The average individual living in the modern world is exposed to around 250 to 3,000 advertising messages every day. Your company’s message has to stand out to rise to the top and be heard among the din. With all the avenues that are available to you, it can be difficult to know what to choose to make the biggest splash with your marketing dollars. The two most common types of advertising today are banner advertising and native advertising. What is the difference, and which one is better for your business?

 

Banner Advertising

You’re almost certainly already familiar with banner advertising. Banner ads are the graphic displays across the top or bottom of a website, or maybe along the side bar. Most often, banner ads are images which are promoting a brand or product. The goal is typically to get the consumer to click through to a website. Banners are paid advertising, and the customer typically pays for their ad based on the number of people who actually see the ad (ad impressions) or on the number of people who click through to your site (measured by the clickthrough rate, or CTR). When banner ads first gained popularity in 1974, the CTR was a whopping 78 percent. At one point, the CTR for banner ads was as high as 90 percent. However, in 2013 the CTR on banner ads was only around 0.8 percent—a sharp decline that makes this kind of advertising both more expensive and less effective than in its heyday.

 

Native Advertising

Native advertising is a term for a specific subset of what might be more familiar under its other moniker: content marketing. Content is what the Internet is made of: every tweet, cat video and think-piece. Native advertising promotes that content, delivering it to more people, but in a way that feels more natural. “Native advertising can be a promoted tweet on Twitter, suggested post on Facebook or one of those full-page ads between Flipboard pages,” says Tony Hallet in The Guardian. This content helps the customer understand your industry and learn to trust your brand. The idea is that native ads are paid media that feel like natural content—they provide useful information and advice to an audience whose attention they’re written to capture. Most importantly, native ads don’t feel nearly as intrusive as banner ads do, which gives you a major edge when competing for the attention of your audience.

 

Which One Is Right for Your Business?

Banner ads have fallen out of grace. As more businesses purchased banner ads, customers quickly learned to tune them out. In fact, many customers have installed ad blocking software on their computers for that very reason. However, a banner ad is a very different form of marketing than native ads, and it isn’t going away any time soon. Many websites still use banners very successfully, but you do need to target your advertising.
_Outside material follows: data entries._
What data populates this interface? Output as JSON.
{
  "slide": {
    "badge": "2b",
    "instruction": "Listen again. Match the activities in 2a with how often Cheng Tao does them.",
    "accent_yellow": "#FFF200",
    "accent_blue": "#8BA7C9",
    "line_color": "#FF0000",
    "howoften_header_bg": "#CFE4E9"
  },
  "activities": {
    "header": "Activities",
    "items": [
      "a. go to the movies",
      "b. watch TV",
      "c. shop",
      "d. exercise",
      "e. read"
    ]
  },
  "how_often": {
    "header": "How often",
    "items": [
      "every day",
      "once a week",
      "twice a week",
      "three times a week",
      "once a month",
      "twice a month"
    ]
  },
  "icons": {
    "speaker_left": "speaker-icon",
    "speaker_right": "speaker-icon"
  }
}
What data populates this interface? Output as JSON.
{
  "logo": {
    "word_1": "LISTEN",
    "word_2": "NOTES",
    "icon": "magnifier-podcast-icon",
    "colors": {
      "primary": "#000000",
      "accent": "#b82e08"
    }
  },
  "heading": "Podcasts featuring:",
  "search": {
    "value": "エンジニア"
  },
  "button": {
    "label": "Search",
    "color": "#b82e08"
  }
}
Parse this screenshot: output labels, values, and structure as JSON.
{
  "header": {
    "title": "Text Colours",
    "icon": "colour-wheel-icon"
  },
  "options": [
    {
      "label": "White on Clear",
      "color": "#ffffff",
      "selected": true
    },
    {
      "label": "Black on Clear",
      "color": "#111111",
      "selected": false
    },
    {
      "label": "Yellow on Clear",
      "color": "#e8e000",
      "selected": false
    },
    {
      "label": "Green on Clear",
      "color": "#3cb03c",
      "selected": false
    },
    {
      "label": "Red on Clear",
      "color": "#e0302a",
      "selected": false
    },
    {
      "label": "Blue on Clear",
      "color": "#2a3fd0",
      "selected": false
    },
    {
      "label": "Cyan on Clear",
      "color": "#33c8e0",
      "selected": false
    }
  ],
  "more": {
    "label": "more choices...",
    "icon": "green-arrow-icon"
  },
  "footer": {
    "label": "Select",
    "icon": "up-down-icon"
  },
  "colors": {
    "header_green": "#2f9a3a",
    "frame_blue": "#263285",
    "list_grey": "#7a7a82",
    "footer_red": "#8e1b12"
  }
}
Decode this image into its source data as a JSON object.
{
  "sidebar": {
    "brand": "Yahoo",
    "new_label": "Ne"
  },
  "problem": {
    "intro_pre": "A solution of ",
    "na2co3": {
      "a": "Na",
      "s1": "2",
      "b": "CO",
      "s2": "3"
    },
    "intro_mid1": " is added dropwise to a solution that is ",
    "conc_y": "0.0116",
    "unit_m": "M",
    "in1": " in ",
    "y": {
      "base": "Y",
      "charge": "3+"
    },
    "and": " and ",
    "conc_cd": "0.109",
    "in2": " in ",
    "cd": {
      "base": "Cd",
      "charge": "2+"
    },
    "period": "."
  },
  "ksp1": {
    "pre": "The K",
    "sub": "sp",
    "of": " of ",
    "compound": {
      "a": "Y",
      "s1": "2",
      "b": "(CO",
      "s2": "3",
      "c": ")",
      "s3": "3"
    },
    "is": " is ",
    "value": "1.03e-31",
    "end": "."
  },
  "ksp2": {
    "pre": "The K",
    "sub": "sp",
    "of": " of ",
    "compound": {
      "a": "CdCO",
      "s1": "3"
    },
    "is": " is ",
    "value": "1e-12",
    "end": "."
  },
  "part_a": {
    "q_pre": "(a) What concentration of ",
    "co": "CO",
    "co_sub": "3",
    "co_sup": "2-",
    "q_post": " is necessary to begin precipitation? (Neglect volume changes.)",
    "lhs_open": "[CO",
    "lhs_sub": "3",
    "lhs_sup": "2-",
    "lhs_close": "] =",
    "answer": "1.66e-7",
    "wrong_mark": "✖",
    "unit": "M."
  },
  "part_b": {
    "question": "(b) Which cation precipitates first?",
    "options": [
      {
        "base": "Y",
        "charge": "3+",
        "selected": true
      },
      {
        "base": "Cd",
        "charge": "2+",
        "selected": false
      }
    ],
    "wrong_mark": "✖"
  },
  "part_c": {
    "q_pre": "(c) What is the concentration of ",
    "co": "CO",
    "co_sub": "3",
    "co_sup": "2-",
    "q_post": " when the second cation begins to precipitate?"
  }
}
Most marketing experts agree that native ads are the wave of the future. Users typically engage more with native ads, and because the ads differ from company to company, it’s much harder to ignore the messages they deliver. According to Digiday, one of the killers of banner ads was the advent of the smartphone. Banners did not appear as well as they did on the computer, making them nearly obsolete in this age of increasing focus on mobile marketing.

Even LinkedIn is jumping on the bandwagon with their new app, Elevate, which makes it easier for employees of a company to share content provided by the employer. Customers tend to trust information that looks more natural and is shared by an individual, as opposed to by a branded avatar. It’s always been important to take note of what your customers are looking for, and targeted native advertising makes this all the more essential.

 

Native ads are much more user-friendly, and they increase the trust your customers place in your brand. They also display just as well on mobile devices as they do from desktop computers without any additional design features, unlike banner ads. The important thing to note is that your business cannot ignore what its consumers want, which is quality and relevance to their own needs. The important thing is to give your readers something of real value to them. Once you have their attention, they will listen and you can move them through the sales funnel.